Après le musée de Tessé au Mans, la galerie des Beaux-Arts, à Bordeaux, accueille « Sage comme une image? L’enfance dans l’oeil des artistes 1790-1850″ passionnante exposition consacrée à un thème rare.
Il ne fallait pas moins qu’un commissariat tripartite — Stéphanie Deschamps-Tan, conservatrice en chef au département des sculptures du musée du Louvre ; Côme Fabre, conservateur au département des peintures du musée du Louvre ; Sophie Barthélémy, directrice du musée des Beaux-Arts de Bordeaux — pour tenter de circonscrire une thématique souvent absente, dans une période marquée successivement par la Révolution française, le Consulat, le Premier Empire, la Seconde Restauration, la Monarchie de Juillet et la IIe République.
L’Enfant, citoyen sous la responsabilité de l’Etat
Peintures, sculptures et daguerréotypes (qui se diffusent dès 1839), ici réunis, cherchent à éclairer non seulement la perception de l’enfant, mais aussi son rôle dans la société française de la première moitié du XIXe siècle. Une époque d’effervescence politique, économique, et intellectuelle, durablement marquée par l’héritage de l’Émile ou De l’éducation, publié en 1762 par Jean-Jacques Rousseau. Considéré comme un être à part entière, l’Enfant, dans ses représentations, quitte alors le monde des chérubins et autres putti. Le voici citoyen, sous la responsabilité de l’État, qui, en retour, lui demande un engament pour la Nation, souvent au prix de sa vie.

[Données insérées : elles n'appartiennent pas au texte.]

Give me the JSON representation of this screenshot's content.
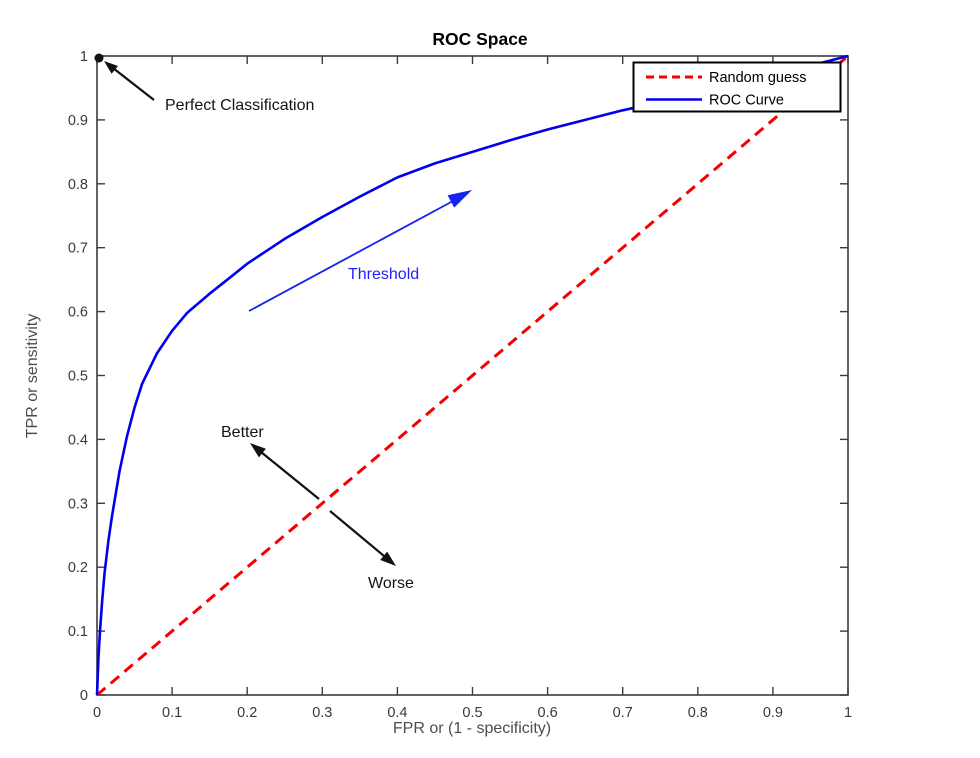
{
  "figure": {
    "title": "ROC Space",
    "xlabel": "FPR or (1 - specificity)",
    "ylabel": "TPR or sensitivity"
  },
  "legend": {
    "position": "upper right",
    "items": [
      {
        "label": "Random guess",
        "color": "#f50000",
        "style": "dashed"
      },
      {
        "label": "ROC Curve",
        "color": "#0000ee",
        "style": "solid"
      }
    ]
  },
  "annotations": {
    "perfect_classification": "Perfect Classification",
    "threshold": "Threshold",
    "better": "Better",
    "worse": "Worse"
  },
  "colors": {
    "roc_curve": "#0000ee",
    "random_guess": "#f50000",
    "threshold_annotation": "#1f1fff",
    "axis": "#3c3c3c"
  },
  "chart_data": {
    "type": "line",
    "title": "ROC Space",
    "xlabel": "FPR or (1 - specificity)",
    "ylabel": "TPR or sensitivity",
    "xlim": [
      0,
      1
    ],
    "ylim": [
      0,
      1
    ],
    "xticks": [
      "0",
      "0.1",
      "0.2",
      "0.3",
      "0.4",
      "0.5",
      "0.6",
      "0.7",
      "0.8",
      "0.9",
      "1"
    ],
    "yticks": [
      "0",
      "0.1",
      "0.2",
      "0.3",
      "0.4",
      "0.5",
      "0.6",
      "0.7",
      "0.8",
      "0.9",
      "1"
    ],
    "grid": false,
    "legend_position": "upper right",
    "series": [
      {
        "name": "Random guess",
        "color": "#f50000",
        "style": "dashed",
        "dash": "11 7",
        "width": 3,
        "points": [
          [
            0,
            0
          ],
          [
            1,
            1
          ]
        ]
      },
      {
        "name": "ROC Curve",
        "color": "#0000ee",
        "style": "solid",
        "dash": "",
        "width": 2.6,
        "points": [
          [
            0,
            0
          ],
          [
            0.002,
            0.06
          ],
          [
            0.004,
            0.1
          ],
          [
            0.007,
            0.15
          ],
          [
            0.01,
            0.19
          ],
          [
            0.015,
            0.24
          ],
          [
            0.02,
            0.28
          ],
          [
            0.03,
            0.35
          ],
          [
            0.04,
            0.405
          ],
          [
            0.05,
            0.45
          ],
          [
            0.06,
            0.487
          ],
          [
            0.08,
            0.535
          ],
          [
            0.1,
            0.57
          ],
          [
            0.12,
            0.598
          ],
          [
            0.15,
            0.628
          ],
          [
            0.18,
            0.656
          ],
          [
            0.2,
            0.675
          ],
          [
            0.25,
            0.714
          ],
          [
            0.3,
            0.748
          ],
          [
            0.35,
            0.78
          ],
          [
            0.4,
            0.81
          ],
          [
            0.45,
            0.832
          ],
          [
            0.5,
            0.85
          ],
          [
            0.55,
            0.868
          ],
          [
            0.6,
            0.885
          ],
          [
            0.65,
            0.9
          ],
          [
            0.7,
            0.915
          ],
          [
            0.75,
            0.928
          ],
          [
            0.8,
            0.942
          ],
          [
            0.85,
            0.956
          ],
          [
            0.9,
            0.97
          ],
          [
            0.95,
            0.985
          ],
          [
            1,
            1
          ]
        ]
      }
    ],
    "annotations": [
      {
        "text": "Perfect Classification",
        "point_xy": [
          0,
          1
        ],
        "kind": "arrow-to-point"
      },
      {
        "text": "Threshold",
        "kind": "arrow-along-curve",
        "from_xy": [
          0.2,
          0.6
        ],
        "to_xy": [
          0.5,
          0.79
        ]
      },
      {
        "text": "Better",
        "kind": "arrow",
        "from_xy": [
          0.3,
          0.305
        ],
        "to_xy": [
          0.205,
          0.395
        ]
      },
      {
        "text": "Worse",
        "kind": "arrow",
        "from_xy": [
          0.31,
          0.29
        ],
        "to_xy": [
          0.4,
          0.2
        ]
      }
    ]
  }
}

Le parcours en 7 séquences — Au siècle des révolutions : idéal et embrigadement ; Le siècle des princes maudits ; L’enfant dans l’histoire : prodiges et génies ; En famille : enfants et parents dans l’intimité bourgeoise ; Orphelins, mendiants et petits Savoyards ; Mon premier portrait ; Le corps et la psyché des enfants face à l’artiste — convoque maîtres (Corot, Daumier, Delacroix, Géricault, Ingres) et peintres régionaux, majoritairement de l’Ouest de la France, dont quelques figures féminines méconnues (Jeanne-Élisabeth Chaudet, Sophie Feytaud-Tavel).
Empreinte de dignité
Victimes des conflits armés (Bara mourant (1838) par David d’Angers), héros tragiques (Louis XVII, dauphin embastillé, martyr du Temple ; le duc de Bordeaux, en exil dès l’âge de 9 ans ; Le Jeune Gaston, dit l’Ange de Foix (1838) par Claudius Jacquand), génies fantasmés (Giotti, Montaigne, Pic de la Mirandole), sujets de folklore (les Petits Savoyards) ou de portraits (Ernest Chassériau (1835) sous le pinceau de son frère Théodore Chassériau), membres intégrés aux tableaux familiaux bourgeois ou chéris en médaillons, les enfants semblent avoir acquis plus qu’une présence légitime, une réelle personnalité. Idéalisée certes, mais dorénavant empreinte de dignité.
Marc A. Bertin
Informations pratiques
« Sage comme une image ? L’enfance dans l’œil des artistes 1790-1850 »,
jusqu’au lundi 3 novembre,
Galerie des Beaux-Arts, Bordeaux (33).